En la serie de reportajes sobre mí misma debo incluir las llamadas frecuentes de un amigo millonario que me considera un fracaso. Sin embargo, antes de entrar en materia me gustaría recalcar el matiz satírico de los reportajes pues quisiera disuadir de lecturas literales que provoquen lástima: “pobrecita, se esfuerza tanto y en balde”, opinión que coincidiría con la de mi amigo millonario cuyas preocupaciones —más bien, obsesiones— se concentran en mi lentitud existencial, mi falta de iniciativa y, claro, en lo que él denomina con respeto exagerado “tu profesión”. Según él, yo tendría que establecer un calendario de metas, una agenda de contactos y convertirme en empresaria de mi propia escritura; no seguir esperando —“en tu departamentito, con un gato”— a que lleguen los editores y lectores, sino atraerlos “como miel a las abejas… irresistible, que les duela imaginarse una vida sin ti”.
Ahí dejo de prestarle atención. Mi amigo millonario no lee y seguramente estaría de acuerdo con Jackson, personaje del cuento “Tren” de Alice Munro, que no entiende por qué, si ya hay una cantidad enorme de libros, se escriben más: “Leyó dos en la escuela. Historia de dos ciudades y Huckleberry Finn, cada uno con un lenguaje que te abruma, aunque de manera diferente. Y es comprensible. Se escribieron en el pasado. Pero lo que lo desconcierta… es cómo alguien quiere sentarse y hacer otro, en el presente. Ahora”. Y Jackson no carece de razón.
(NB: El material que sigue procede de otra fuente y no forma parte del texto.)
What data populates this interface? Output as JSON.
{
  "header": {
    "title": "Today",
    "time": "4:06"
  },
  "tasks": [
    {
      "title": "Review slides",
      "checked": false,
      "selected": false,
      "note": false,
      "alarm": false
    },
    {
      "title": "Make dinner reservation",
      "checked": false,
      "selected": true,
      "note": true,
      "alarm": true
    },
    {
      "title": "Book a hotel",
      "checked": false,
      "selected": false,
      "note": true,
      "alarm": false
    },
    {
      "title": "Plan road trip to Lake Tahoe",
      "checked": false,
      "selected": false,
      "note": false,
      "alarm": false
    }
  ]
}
Cuando mi amigo millonario me pregunta qué alegaría yo para convencer a algún ingenuo, como dice él, de que vale la pena comprar un escrito mío, no se me ocurre nada y cambio de tema: la política, los viajes (mi amigo millonario planea los suyos a detalle, casi siempre a sitios recónditos) o sus novias (“yo te ando con puras plus-plus”). Colgamos cuando comienzan a repetirse los silencios.
No me atribula mi posible fracaso. Lo relativizo con comparaciones mezquinas o me consuelo con aquel comentario de Borges: por un lado, están los escritores que fundan una literatura y, por el otro, los que son parte de la historia de la literatura y, añado yo, aparecerán quizás en algún índice de un compendio voluminoso o una enciclopedia. Y me animo: ¡mi nombre bajo la L! Algo es algo. Pienso, además, que el problema no es, en realidad, que haya muchos autores malos, sino muchos buenos. Mantenerse a flote en esa superficie muy deseable sería un logro definitivo. Nunca se lo mencionaría a mi amigo millonario. Me tildaría de mediocre: “no te molesta ser del montón”. El dinero es otro asunto. No hay argumento que lo resuelva. El de la dignidad funciona, pero es una actitud que se asume luego de la debacle y hay que estarla reavivando: el trueque incómodo del vaso medio vacío por el medio lleno, sin que importe el tono del agua ni si lleva tiempo estancada. En las Investigaciones filosóficas Wittgenstein escribe: “el dinero y la vaca que puede comprarse con él”. Tal vez una cosa desemboque en la otra: no por eso la contiene.